PIX can perform NAT for packets traversing any two of its interfaces. PIX's default behavior is to require NAT. This means that NAT must be set up for a connection state to be created, regardless of the level of the interface from which the packet originates. PIX allows NAT rules to be set up separately for various sets of interfaces. This allows flexibility in how NAT is deployed on the PIX. One method of NAT may be used for one pair of interfaces, and another may be used for another pair of interfaces. The most common use of NAT is when the private network behind the PIX uses an RFC 1918 space. PIX can convert the source addresses of the packets leaving this network into a globally routable address configured on it. PIX then maintains state information for this translation so that it can route the return traffic to the correct host on the internal network. NAT can also be used between two interfaces on the PIX, neither of which is on the public network, so they do not use a globally routable address space. In this case, NAT occurs from an RFC 1918 space to an RFC 1918 space. While the practical need for having this type of translation may be limited, PIX requires NAT to be setup in order to pass traffic between any two interfaces. PIX can do both one-to-one and one-to-many NAT. For a more detailed discussion of NAT's security aspects, see Chapter 6, "Network Address Translation and Security."
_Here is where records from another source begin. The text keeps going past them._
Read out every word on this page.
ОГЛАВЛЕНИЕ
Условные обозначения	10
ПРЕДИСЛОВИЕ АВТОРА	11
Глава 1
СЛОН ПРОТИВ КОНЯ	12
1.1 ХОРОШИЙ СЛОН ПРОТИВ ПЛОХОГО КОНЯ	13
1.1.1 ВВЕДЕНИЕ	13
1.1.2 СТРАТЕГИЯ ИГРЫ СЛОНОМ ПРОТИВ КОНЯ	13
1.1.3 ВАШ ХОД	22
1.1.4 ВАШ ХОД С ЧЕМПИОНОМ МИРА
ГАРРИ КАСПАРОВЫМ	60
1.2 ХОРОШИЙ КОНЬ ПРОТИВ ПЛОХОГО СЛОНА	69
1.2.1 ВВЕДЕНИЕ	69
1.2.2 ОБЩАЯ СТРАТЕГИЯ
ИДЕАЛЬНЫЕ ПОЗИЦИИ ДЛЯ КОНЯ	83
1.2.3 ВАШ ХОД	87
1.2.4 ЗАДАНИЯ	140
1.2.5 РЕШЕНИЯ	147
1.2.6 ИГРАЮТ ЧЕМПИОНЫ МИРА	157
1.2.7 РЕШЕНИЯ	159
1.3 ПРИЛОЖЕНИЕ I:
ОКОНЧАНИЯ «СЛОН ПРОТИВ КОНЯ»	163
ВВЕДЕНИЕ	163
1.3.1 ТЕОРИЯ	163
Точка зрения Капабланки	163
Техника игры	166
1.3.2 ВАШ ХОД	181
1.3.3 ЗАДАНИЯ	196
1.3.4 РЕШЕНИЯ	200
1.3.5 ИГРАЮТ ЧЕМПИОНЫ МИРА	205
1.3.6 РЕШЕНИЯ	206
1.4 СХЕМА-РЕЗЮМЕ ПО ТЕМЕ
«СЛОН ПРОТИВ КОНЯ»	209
The PIX Firewall also provides static Port Address Translation (PAT). This capability can be used to send multiple inbound TCP or UDP services to different internal hosts through a single global address. The global address can be a unique address or a shared outbound PAT address or it can be shared with the external interface.
The PIX Firewall (in version 6.2 and later) also can do address translation for the source IP addresses of packets going from a low-security interface to a high-security interface. This functionality does not remove the need to have a static translation to be able to access the machines sitting on a higher security level from a lower security level.
Was this article helpful?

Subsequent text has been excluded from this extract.